A clean energy future is on the horizon, but without proper planning it will also deliver social decay and the loss of livelihoods and entire communities, writes CFMEU president Tony Maher.
What we have seen this week with almost 1,000 jobs lost at the Hazelwood power station is more than a wake-up call for national policy makers in Canberra.
You only have to look at the energy security challenges highlighted in South Australia since the closure of Alinta’s Port Augusta coal fired power station to understand the impact of this change, not to mention the industry and workforce fall-out.
Industry restructure planning is something we as a nation have never done properly – especially in respect of workers. The electricity sector in Australia has been changing for a very long time. We had 9 per cent growth in energy generation in the 1960s, 7 per cent in the 1970s, 5 per cent in the 1980s, 3 per cent in the 1990s and it dipped into negative territory in the last five years.
These changes are because of long-term economic restructuring around the services industry, new energy efficient technology. The changes are accelerated by a range of climate change and clean energy policies.
In response, no new coal-fired power generation has been built since 2007 and companies like AGL have been clear that they are pulling future investment in new coal-fired power.
Yet we have no real plan in place for a ‘just transition’ for workers and communities like the Latrobe Valley affected by this change.
Climate Policies can achieve ‘Energy Transition’ with or without Justice. Ignoring the impact on workers may suit some people who are solely focused on the emissions outcome. It may also suit some business leaders who like to remind us of the terrible consequences of stranded assets and investment uncertainty.
It doesn’t suit the thousands of workers and their communities who face certain unemployment, the destruction of communities and generations of social crisis.
This week, both the Federal and Victorian State Governments announced a pool of $80 million dollars to address the point. But both governments have missed the point of a national strategy completely.
There’s an opportunity to keep many of those people in the region and in the industry with a package that offers workers in existing power stations an opportunity to retire, and thus free up positions for those people who need to stay in the sector.
We must not only confront the issue of stranded assets, but of stranded workers and stranded communities. Without a transition plan, multi-generational unemployment and an explosion of social dysfunction will become a reality – it is indeed already a reality in some parts of Australia.
What this proposed package would achieve is a transitional phase where workers who need to can stay, and those who want to leave, are supported to do so.

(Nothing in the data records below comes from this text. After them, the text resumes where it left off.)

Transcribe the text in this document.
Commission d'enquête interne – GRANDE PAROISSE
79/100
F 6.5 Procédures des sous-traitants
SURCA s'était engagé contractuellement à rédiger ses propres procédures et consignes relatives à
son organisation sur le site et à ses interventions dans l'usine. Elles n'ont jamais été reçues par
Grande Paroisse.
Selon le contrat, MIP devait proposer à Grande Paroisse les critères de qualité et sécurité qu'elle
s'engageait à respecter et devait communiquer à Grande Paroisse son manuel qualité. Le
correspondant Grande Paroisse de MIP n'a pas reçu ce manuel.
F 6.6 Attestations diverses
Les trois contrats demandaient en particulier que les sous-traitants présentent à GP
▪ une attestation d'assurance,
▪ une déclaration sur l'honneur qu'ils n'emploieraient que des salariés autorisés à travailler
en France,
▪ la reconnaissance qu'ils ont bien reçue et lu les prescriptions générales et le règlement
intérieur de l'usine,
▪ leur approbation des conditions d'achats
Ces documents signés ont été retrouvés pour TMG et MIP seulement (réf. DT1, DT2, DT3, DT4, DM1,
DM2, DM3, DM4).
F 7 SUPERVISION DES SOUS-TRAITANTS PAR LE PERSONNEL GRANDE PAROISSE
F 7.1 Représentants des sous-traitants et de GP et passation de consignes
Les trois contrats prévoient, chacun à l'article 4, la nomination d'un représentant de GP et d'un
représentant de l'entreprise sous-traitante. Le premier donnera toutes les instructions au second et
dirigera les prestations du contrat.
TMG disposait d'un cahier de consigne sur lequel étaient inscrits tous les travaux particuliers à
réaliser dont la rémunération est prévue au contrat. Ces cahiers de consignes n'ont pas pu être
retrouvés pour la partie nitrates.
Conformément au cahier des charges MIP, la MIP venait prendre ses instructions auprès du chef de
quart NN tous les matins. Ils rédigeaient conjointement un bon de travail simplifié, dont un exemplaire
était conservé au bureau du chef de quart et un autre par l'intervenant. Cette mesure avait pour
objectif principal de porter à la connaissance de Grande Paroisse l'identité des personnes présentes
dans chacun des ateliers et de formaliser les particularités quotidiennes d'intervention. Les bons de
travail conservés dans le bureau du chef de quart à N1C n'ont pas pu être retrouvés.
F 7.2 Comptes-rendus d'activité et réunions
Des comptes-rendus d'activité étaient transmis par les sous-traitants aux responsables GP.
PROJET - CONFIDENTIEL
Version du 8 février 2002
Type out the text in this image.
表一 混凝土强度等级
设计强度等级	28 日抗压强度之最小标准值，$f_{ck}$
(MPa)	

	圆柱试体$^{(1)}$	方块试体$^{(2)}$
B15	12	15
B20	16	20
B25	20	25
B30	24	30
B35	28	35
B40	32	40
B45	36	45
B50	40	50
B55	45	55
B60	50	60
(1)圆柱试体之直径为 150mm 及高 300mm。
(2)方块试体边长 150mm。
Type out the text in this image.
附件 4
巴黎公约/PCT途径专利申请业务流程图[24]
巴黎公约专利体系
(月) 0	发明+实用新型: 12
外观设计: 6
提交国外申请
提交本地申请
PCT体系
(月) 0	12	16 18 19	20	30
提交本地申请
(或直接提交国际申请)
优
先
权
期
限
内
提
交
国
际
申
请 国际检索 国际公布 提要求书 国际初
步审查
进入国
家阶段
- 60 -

The most successful and pertinent example of a successful transition plan is that of the German Coal Mining industry. Between 1990 and 2018 the German hard coal industry will have shed 130,000 staff. This was achieved by employers, unions and government accepting a shared responsibility for finding redeployment opportunities or the funding for early retirement.
As mines closed, workers who didn’t retire were redeployed to other mining operations. This continued until mining opportunities were exhausted and alternative jobs were then found. Most importantly training was provided before retrenchment.
Workers at closing mines and power stations can be redeployed to ongoing mines and power stations. It’s possible that many older workers will opt for retirement after receiving a redundancy package.
The number of vacancies can be enhanced by offering voluntary redundancies at the ongoing operations. In other words you pool voluntary redundancies across a sector or a region. Taking this approach you minimise the additional training requirements during the early stages.
Funding is certainly a big challenge, but how that money is spent is also important. It’s increasingly hard to get money out of the public purse, and the private companies leaving the industry either can’t pay or won’t pay.
There are ideas around for firms to bid to close their power station assets, with those bids including the social costs. The winning bids would be paid for by a levy on retail electricity prices.
If we can have renewable energy targets that effectively place a levy on all retail electricity, then we can also have levies that cover the social costs of electricity industry restructuring.
The Jotzo ANU paper from October 2015 was a very welcome first effort to integrate social costs into electricity sector restructuring costs. He used a figure of $150 million in social costs to close one power station in the Latrobe valley – $50 million for the community and $100,000 per worker. We think that’s very much on the low side if it properly funds early retirement and redeployment.
Last November I met the local union President of the last German coalmine. He told me they have 700 employees and the mine will close in 2018. They had good jobs organised for 500 already in November last year. They had a mere 200 further jobs to find out of 130,000 redeployed or retired workers.
The cost can be shared. Communities can be saved. There can be a Just Transition.
Our mining and energy workers have fueled Australia’s industrial and economic development, often paying a great price in loss of life. We have a proud past and we want to make sure mining and energy workers have a fair and secure future in any transition and the CFMEU has a dog in the fight to make sure we get it.